Both Matco-Norca and SVF Flow Controls rely heavily on the trucking industry to move products domestically from our warehouses to our customers, and then to contractors. Your company is likely in a similar situation. While the trucking industry has been finding it hard to attract (and retain) new drivers for years, COVID is exacerbating the issue and baby boomers are being forced into an early retirement. That’s not all.
According to the Commercial Vehicle Training Association (CVTA), typically 25,000 — 40,000 Commercial Drivers Licenses (CDLs) are issued each month–the pandemic has “abruptly halt[ed]” the process. Future drivers were unable to get behind the wheel. According to Bloomberg, a recent study confirmed that there were more than 14 million truck driver job postings between 2019 and 2020. That is a lot of seats to fill…literally.
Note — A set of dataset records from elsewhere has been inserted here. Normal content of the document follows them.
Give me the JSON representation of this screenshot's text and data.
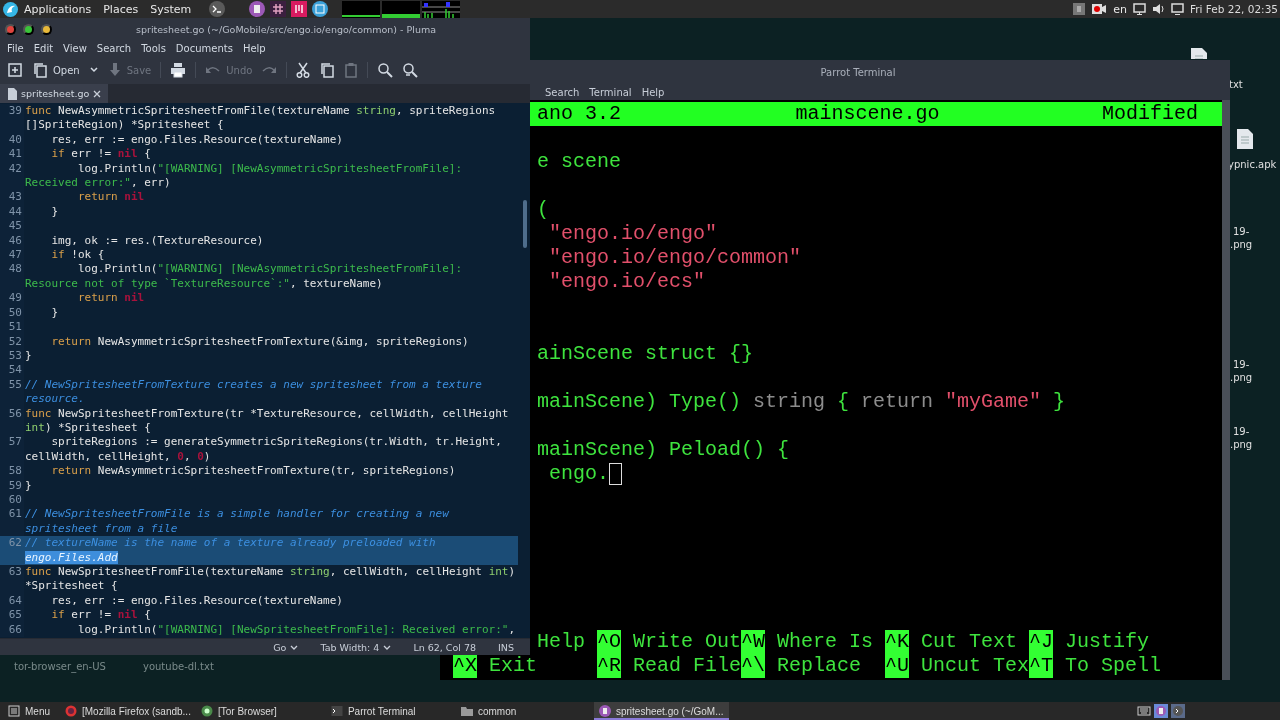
{
  "top_panel": {
    "menus": [
      "Applications",
      "Places",
      "System"
    ],
    "language": "en",
    "clock": "Fri Feb 22, 02:35"
  },
  "desktop": {
    "items": [
      {
        "kind": "file"
      },
      {
        "kind": "label",
        "text": "txt"
      },
      {
        "kind": "file"
      },
      {
        "kind": "label",
        "text": "ypnic.apk"
      },
      {
        "kind": "label",
        "text": "19-"
      },
      {
        "kind": "label",
        "text": ".png"
      },
      {
        "kind": "label",
        "text": "19-"
      },
      {
        "kind": "label",
        "text": ".png"
      },
      {
        "kind": "label",
        "text": "19-"
      },
      {
        "kind": "label",
        "text": ".png"
      },
      {
        "kind": "label",
        "text": "tor-browser_en-US"
      },
      {
        "kind": "label",
        "text": "youtube-dl.txt"
      }
    ]
  },
  "terminal": {
    "title": "Parrot Terminal",
    "menu": [
      "Search",
      "Terminal",
      "Help"
    ],
    "nano": {
      "header": {
        "version": "ano 3.2",
        "file": "mainscene.go",
        "status": "Modified"
      },
      "lines": [
        {
          "parts": [
            {
              "kind": "plain",
              "text": "e scene"
            }
          ]
        },
        {
          "parts": [
            {
              "kind": "plain",
              "text": "("
            }
          ]
        },
        {
          "parts": [
            {
              "kind": "string",
              "text": "\"engo.io/engo\""
            }
          ]
        },
        {
          "parts": [
            {
              "kind": "string",
              "text": "\"engo.io/engo/common\""
            }
          ]
        },
        {
          "parts": [
            {
              "kind": "string",
              "text": "\"engo.io/ecs\""
            }
          ]
        },
        {
          "parts": [
            {
              "kind": "plain",
              "text": "ainScene struct {}"
            }
          ]
        },
        {
          "parts": [
            {
              "kind": "plain",
              "text": "mainScene) Type() "
            },
            {
              "kind": "keyword",
              "text": "string"
            },
            {
              "kind": "plain",
              "text": " { "
            },
            {
              "kind": "keyword",
              "text": "return "
            },
            {
              "kind": "string",
              "text": "\"myGame\""
            },
            {
              "kind": "plain",
              "text": " }"
            }
          ]
        },
        {
          "parts": [
            {
              "kind": "plain",
              "text": "mainScene) Peload() {"
            }
          ]
        },
        {
          "cursor": true,
          "parts": [
            {
              "kind": "plain",
              "text": "engo."
            }
          ]
        }
      ],
      "shortcuts": [
        [
          {
            "label": "Help"
          },
          {
            "key": "^O",
            "label": "Write Out"
          },
          {
            "key": "^W",
            "label": "Where Is"
          },
          {
            "key": "^K",
            "label": "Cut Text"
          },
          {
            "key": "^J",
            "label": "Justify"
          }
        ],
        [
          {
            "key": "^X",
            "label": "Exit"
          },
          {
            "key": "^R",
            "label": "Read File"
          },
          {
            "key": "^\\",
            "label": "Replace"
          },
          {
            "key": "^U",
            "label": "Uncut Tex"
          },
          {
            "key": "^T",
            "label": "To Spell"
          }
        ]
      ]
    }
  },
  "editor": {
    "title": "spritesheet.go (~/GoMobile/src/engo.io/engo/common) - Pluma",
    "menu": [
      "File",
      "Edit",
      "View",
      "Search",
      "Tools",
      "Documents",
      "Help"
    ],
    "toolbar": [
      {
        "kind": "new",
        "disabled": false
      },
      {
        "kind": "open",
        "label": "Open",
        "disabled": false
      },
      {
        "kind": "dropdown",
        "disabled": false
      },
      {
        "kind": "save",
        "label": "Save",
        "disabled": true
      },
      {
        "kind": "print",
        "disabled": false
      },
      {
        "kind": "undo",
        "label": "Undo",
        "disabled": true
      },
      {
        "kind": "redo",
        "disabled": true
      },
      {
        "kind": "cut",
        "disabled": false
      },
      {
        "kind": "copy",
        "disabled": false
      },
      {
        "kind": "paste",
        "disabled": true
      },
      {
        "kind": "find",
        "disabled": false
      },
      {
        "kind": "replace",
        "disabled": false
      }
    ],
    "tabs": [
      {
        "label": "spritesheet.go",
        "selected": true
      }
    ],
    "lines": [
      {
        "number": "39",
        "tokens": [
          {
            "kind": "keyword",
            "text": "func"
          },
          {
            "kind": "plain",
            "text": " NewAsymmetricSpritesheetFromFile(textureName "
          },
          {
            "kind": "type",
            "text": "string"
          },
          {
            "kind": "plain",
            "text": ", spriteRegions []SpriteRegion) *Spritesheet {"
          }
        ]
      },
      {
        "number": "40",
        "tokens": [
          {
            "kind": "plain",
            "text": "    res, err := engo.Files.Resource(textureName)"
          }
        ]
      },
      {
        "number": "41",
        "tokens": [
          {
            "kind": "keyword",
            "text": "    if"
          },
          {
            "kind": "plain",
            "text": " err != "
          },
          {
            "kind": "constant",
            "text": "nil"
          },
          {
            "kind": "plain",
            "text": " {"
          }
        ]
      },
      {
        "number": "42",
        "tokens": [
          {
            "kind": "plain",
            "text": "        log.Println("
          },
          {
            "kind": "string",
            "text": "\"[WARNING] [NewAsymmetricSpritesheetFromFile]: Received error:\""
          },
          {
            "kind": "plain",
            "text": ", err)"
          }
        ]
      },
      {
        "number": "43",
        "tokens": [
          {
            "kind": "keyword",
            "text": "        return "
          },
          {
            "kind": "constant",
            "text": "nil"
          }
        ]
      },
      {
        "number": "44",
        "tokens": [
          {
            "kind": "plain",
            "text": "    }"
          }
        ]
      },
      {
        "number": "45"
      },
      {
        "number": "46",
        "tokens": [
          {
            "kind": "plain",
            "text": "    img, ok := res.(TextureResource)"
          }
        ]
      },
      {
        "number": "47",
        "tokens": [
          {
            "kind": "keyword",
            "text": "    if"
          },
          {
            "kind": "plain",
            "text": " !ok {"
          }
        ]
      },
      {
        "number": "48",
        "tokens": [
          {
            "kind": "plain",
            "text": "        log.Println("
          },
          {
            "kind": "string",
            "text": "\"[WARNING] [NewAsymmetricSpritesheetFromFile]: Resource not of type `TextureResource`:\""
          },
          {
            "kind": "plain",
            "text": ", textureName)"
          }
        ]
      },
      {
        "number": "49",
        "tokens": [
          {
            "kind": "keyword",
            "text": "        return "
          },
          {
            "kind": "constant",
            "text": "nil"
          }
        ]
      },
      {
        "number": "50",
        "tokens": [
          {
            "kind": "plain",
            "text": "    }"
          }
        ]
      },
      {
        "number": "51"
      },
      {
        "number": "52",
        "tokens": [
          {
            "kind": "keyword",
            "text": "    return"
          },
          {
            "kind": "plain",
            "text": " NewAsymmetricSpritesheetFromTexture(&img, spriteRegions)"
          }
        ]
      },
      {
        "number": "53",
        "tokens": [
          {
            "kind": "plain",
            "text": "}"
          }
        ]
      },
      {
        "number": "54"
      },
      {
        "number": "55",
        "tokens": [
          {
            "kind": "comment",
            "text": "// NewSpritesheetFromTexture creates a new spritesheet from a texture resource."
          }
        ]
      },
      {
        "number": "56",
        "tokens": [
          {
            "kind": "keyword",
            "text": "func"
          },
          {
            "kind": "plain",
            "text": " NewSpritesheetFromTexture(tr *TextureResource, cellWidth, cellHeight "
          },
          {
            "kind": "type",
            "text": "int"
          },
          {
            "kind": "plain",
            "text": ") *Spritesheet {"
          }
        ]
      },
      {
        "number": "57",
        "tokens": [
          {
            "kind": "plain",
            "text": "    spriteRegions := generateSymmetricSpriteRegions(tr.Width, tr.Height, cellWidth, cellHeight, "
          },
          {
            "kind": "constant",
            "text": "0"
          },
          {
            "kind": "plain",
            "text": ", "
          },
          {
            "kind": "constant",
            "text": "0"
          },
          {
            "kind": "plain",
            "text": ")"
          }
        ]
      },
      {
        "number": "58",
        "tokens": [
          {
            "kind": "keyword",
            "text": "    return"
          },
          {
            "kind": "plain",
            "text": " NewAsymmetricSpritesheetFromTexture(tr, spriteRegions)"
          }
        ]
      },
      {
        "number": "59",
        "tokens": [
          {
            "kind": "plain",
            "text": "}"
          }
        ]
      },
      {
        "number": "60"
      },
      {
        "number": "61",
        "tokens": [
          {
            "kind": "comment",
            "text": "// NewSpritesheetFromFile is a simple handler for creating a new spritesheet from a file"
          }
        ]
      },
      {
        "number": "62",
        "current": true,
        "tokens": [
          {
            "kind": "comment",
            "text": "// textureName is the name of a texture already preloaded with "
          },
          {
            "kind": "comment",
            "text": "engo.Files.Add",
            "selected": true
          }
        ]
      },
      {
        "number": "63",
        "tokens": [
          {
            "kind": "keyword",
            "text": "func"
          },
          {
            "kind": "plain",
            "text": " NewSpritesheetFromFile(textureName "
          },
          {
            "kind": "type",
            "text": "string"
          },
          {
            "kind": "plain",
            "text": ", cellWidth, cellHeight "
          },
          {
            "kind": "type",
            "text": "int"
          },
          {
            "kind": "plain",
            "text": ") *Spritesheet {"
          }
        ]
      },
      {
        "number": "64",
        "tokens": [
          {
            "kind": "plain",
            "text": "    res, err := engo.Files.Resource(textureName)"
          }
        ]
      },
      {
        "number": "65",
        "tokens": [
          {
            "kind": "keyword",
            "text": "    if"
          },
          {
            "kind": "plain",
            "text": " err != "
          },
          {
            "kind": "constant",
            "text": "nil"
          },
          {
            "kind": "plain",
            "text": " {"
          }
        ]
      },
      {
        "number": "66",
        "tokens": [
          {
            "kind": "plain",
            "text": "        log.Println("
          },
          {
            "kind": "string",
            "text": "\"[WARNING] [NewSpritesheetFromFile]: Received error:\""
          },
          {
            "kind": "plain",
            "text": ","
          }
        ]
      }
    ],
    "status_bar": {
      "language": "Go",
      "tab_width": "Tab Width: 4",
      "position": "Ln 62, Col 78",
      "mode": "INS"
    }
  },
  "taskbar": {
    "menu": "Menu",
    "windows": [
      {
        "kind": "browser",
        "label": "[Mozilla Firefox (sandb...",
        "selected": false
      },
      {
        "kind": "tor",
        "label": "[Tor Browser]",
        "selected": false
      },
      {
        "kind": "terminal",
        "label": "Parrot Terminal",
        "selected": false
      },
      {
        "kind": "folder",
        "label": "common",
        "selected": false
      },
      {
        "kind": "editor",
        "label": "spritesheet.go (~/GoM...",
        "selected": true
      }
    ]
  }
}
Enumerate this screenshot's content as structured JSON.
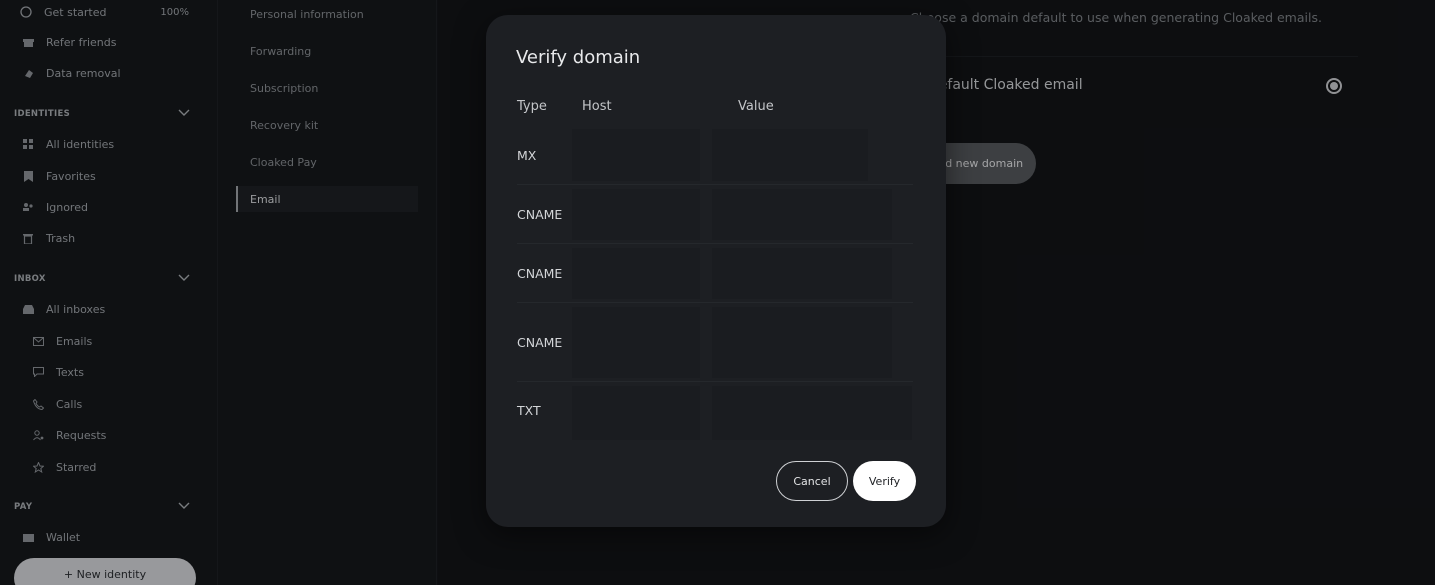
{
  "sidebar": {
    "get_started": {
      "label": "Get started",
      "progress": "100%"
    },
    "refer_friends": "Refer friends",
    "data_removal": "Data removal",
    "identities_section": "IDENTITIES",
    "all_identities": "All identities",
    "favorites": "Favorites",
    "ignored": "Ignored",
    "trash": "Trash",
    "inbox_section": "INBOX",
    "all_inboxes": "All inboxes",
    "emails": "Emails",
    "texts": "Texts",
    "calls": "Calls",
    "requests": "Requests",
    "starred": "Starred",
    "pay_section": "PAY",
    "wallet": "Wallet",
    "new_identity": "+ New identity"
  },
  "settings_nav": {
    "items": [
      "Personal information",
      "Forwarding",
      "Subscription",
      "Recovery kit",
      "Cloaked Pay",
      "Email"
    ],
    "active": "Email"
  },
  "main": {
    "description": "Choose a domain default to use when generating Cloaked emails.",
    "default_label": "Default Cloaked email",
    "add_domain": "Add new domain"
  },
  "modal": {
    "title": "Verify domain",
    "headers": {
      "type": "Type",
      "host": "Host",
      "value": "Value"
    },
    "records": [
      "MX",
      "CNAME",
      "CNAME",
      "CNAME",
      "TXT"
    ],
    "cancel": "Cancel",
    "verify": "Verify"
  }
}
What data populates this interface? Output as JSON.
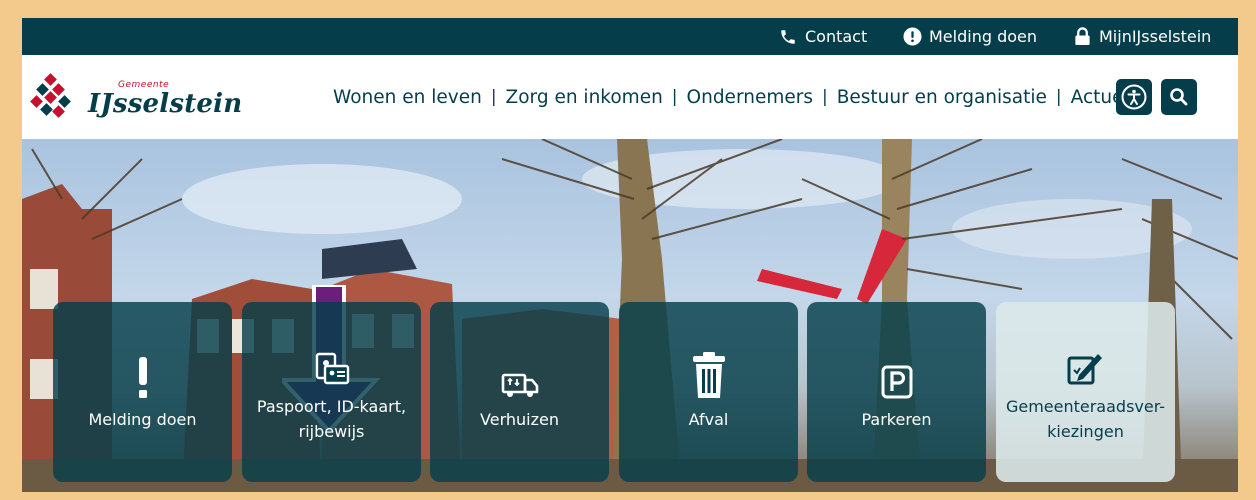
{
  "topbar": {
    "contact": "Contact",
    "melding": "Melding doen",
    "mijn": "MijnIJsselstein"
  },
  "logo": {
    "subtitle": "Gemeente",
    "name": "IJsselstein"
  },
  "nav": {
    "items": [
      "Wonen en leven",
      "Zorg en inkomen",
      "Ondernemers",
      "Bestuur en organisatie",
      "Actueel"
    ]
  },
  "header_icons": [
    "accessibility-icon",
    "search-icon"
  ],
  "tiles": [
    {
      "label": "Melding doen",
      "icon": "exclamation-icon"
    },
    {
      "label": "Paspoort, ID-kaart, rijbewijs",
      "icon": "id-card-icon"
    },
    {
      "label": "Verhuizen",
      "icon": "moving-truck-icon"
    },
    {
      "label": "Afval",
      "icon": "trash-icon"
    },
    {
      "label": "Parkeren",
      "icon": "parking-icon"
    },
    {
      "label": "Gemeenteraadsver-kiezingen",
      "icon": "ballot-pen-icon"
    }
  ],
  "colors": {
    "brand": "#053e4a",
    "accent_red": "#c8102e",
    "arrow": "#6b1f7a",
    "frame": "#f4c98c"
  }
}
It’s more than just attracting “new” drivers–younger generations are not interested in pursuing a trucking career. More than half of truck drivers are over 45, and 23% are over 55, which indicates that Gen X and Y aren’t considering trucking as an industry they want to explore. Is that a marketing issue, or simply misinformation? A recent article in Inbound Logistics talks about things like leveraging technology to optimize the drivers time and allowing them to better plan their schedules, improving the driver experience to reduce delays, discusses automated functionality in today’s modern trucks to dispel myths that learning to be a trucker is hard, and widening the hiring pool by allowing 18-year-olds to take part in mentorship programs and attracting more women drivers by addressing safety issues.
“The shortage of drivers has impacted the container unloading at ports on both coasts. The ports of Long Beach and Los Angeles have recently announced they will be going to 24/7 shifts. If there are not enough drivers (or trucks or chassis) to keep up with the container volume it will be another choke point in the supply of the incoming goods,” informs John Grasso, VP of Operations for Matco-Norca and SVF Flow Controls.
While we aren’t the ones driving the trucks, we rely on them to get orders in customers hands on time. It’s known that trucking is not a sought-after profession, but shipping remains a very important to the supply chain. According to Supply Chain Game Changer, in the U.S., over 70% of the goods transported are moved by the trucking industry. Improving the process, the perception and the safety of truckers would go a long way and we could all do our part in educating other generations to consider it as a viable career path.